Fábrica de calçado despede funcionários por SMS

Fábrica de calçado despede funcionários por SMS

 

Lusa/AO online   Economia   30 de Ago de 2010, 11:23

Os funcionários da fábrica de calçado Pinhosil, em Arouca, estão esta segunda-feira concentrados à porta da empresa em protesto contra o seu encerramento, depois de terem sido surpreendidos com um despedimento por SMS (mensagem escrita de telemóvel).
Lina Ferreira é uma das 18 pessoas que estavam ao serviço da empresa e afirma: “Nunca suspeitámos de nada porque tivemos sempre muito trabalho e até fazíamos horas extraordinárias. Nunca estivemos parados em casa com falta de trabalho”.
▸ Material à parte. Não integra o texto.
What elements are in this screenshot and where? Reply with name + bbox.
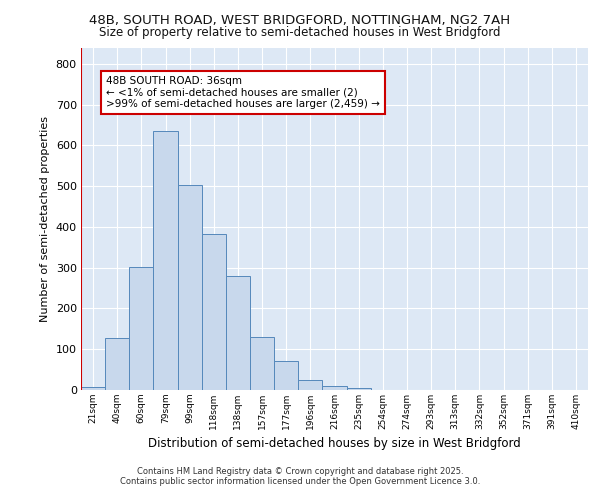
Bar <box>322 386 347 390</box>
Bar <box>202 234 226 390</box>
Bar <box>250 337 274 390</box>
Bar <box>298 380 322 390</box>
Text: Contains HM Land Registry data © Crown copyright and database right 2025.: Contains HM Land Registry data © Crown c… <box>137 467 463 476</box>
Y-axis label: Number of semi-detached properties: Number of semi-detached properties <box>40 116 50 322</box>
Bar <box>274 362 298 390</box>
Bar <box>129 267 154 390</box>
Bar <box>154 131 178 390</box>
Bar <box>81 386 105 390</box>
Text: 48B, SOUTH ROAD, WEST BRIDGFORD, NOTTINGHAM, NG2 7AH: 48B, SOUTH ROAD, WEST BRIDGFORD, NOTTING… <box>89 14 511 27</box>
Bar <box>226 276 250 390</box>
Text: 48B SOUTH ROAD: 36sqm
← <1% of semi-detached houses are smaller (2)
>99% of semi: 48B SOUTH ROAD: 36sqm ← <1% of semi-deta… <box>106 76 380 109</box>
Bar <box>347 388 371 390</box>
Text: Size of property relative to semi-detached houses in West Bridgford: Size of property relative to semi-detach… <box>99 26 501 39</box>
Bar <box>178 186 202 390</box>
X-axis label: Distribution of semi-detached houses by size in West Bridgford: Distribution of semi-detached houses by … <box>148 438 521 450</box>
Text: Contains public sector information licensed under the Open Government Licence 3.: Contains public sector information licen… <box>120 477 480 486</box>
Bar <box>105 338 129 390</box>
Na passada quinta-feira, todos esses funcionários receberam uma mensagem de telemóvel a informá-los de que, a partir de hoje, a empresa estava encerrada e acrescentando que os trabalhadores iriam depois receber a carta para o subsídio de desemprego.

“Ninguém estava a contar com isto”, garante Lina Ferreira, em representação dos colegas. “Estamos aqui à porta da empresa para ver se percebemos o que se passou, porque os patrões não dão a cara para falar connosco, não aparecem nem atendem o telefone”.

Em dívida para com os trabalhadores da Pinhosil está metade do subsídio de Natal de 2009, o subsídio de férias de 2010, o salário de Julho e também o de Agosto, que termina hoje.

Lina Ferreira adianta que a ideia geral, entre os trabalhadores, é que “o patrão tinha outras dívidas”. “O que a gente ouvia”, explica, “é que ele devia muito dinheiro fora da empresa”.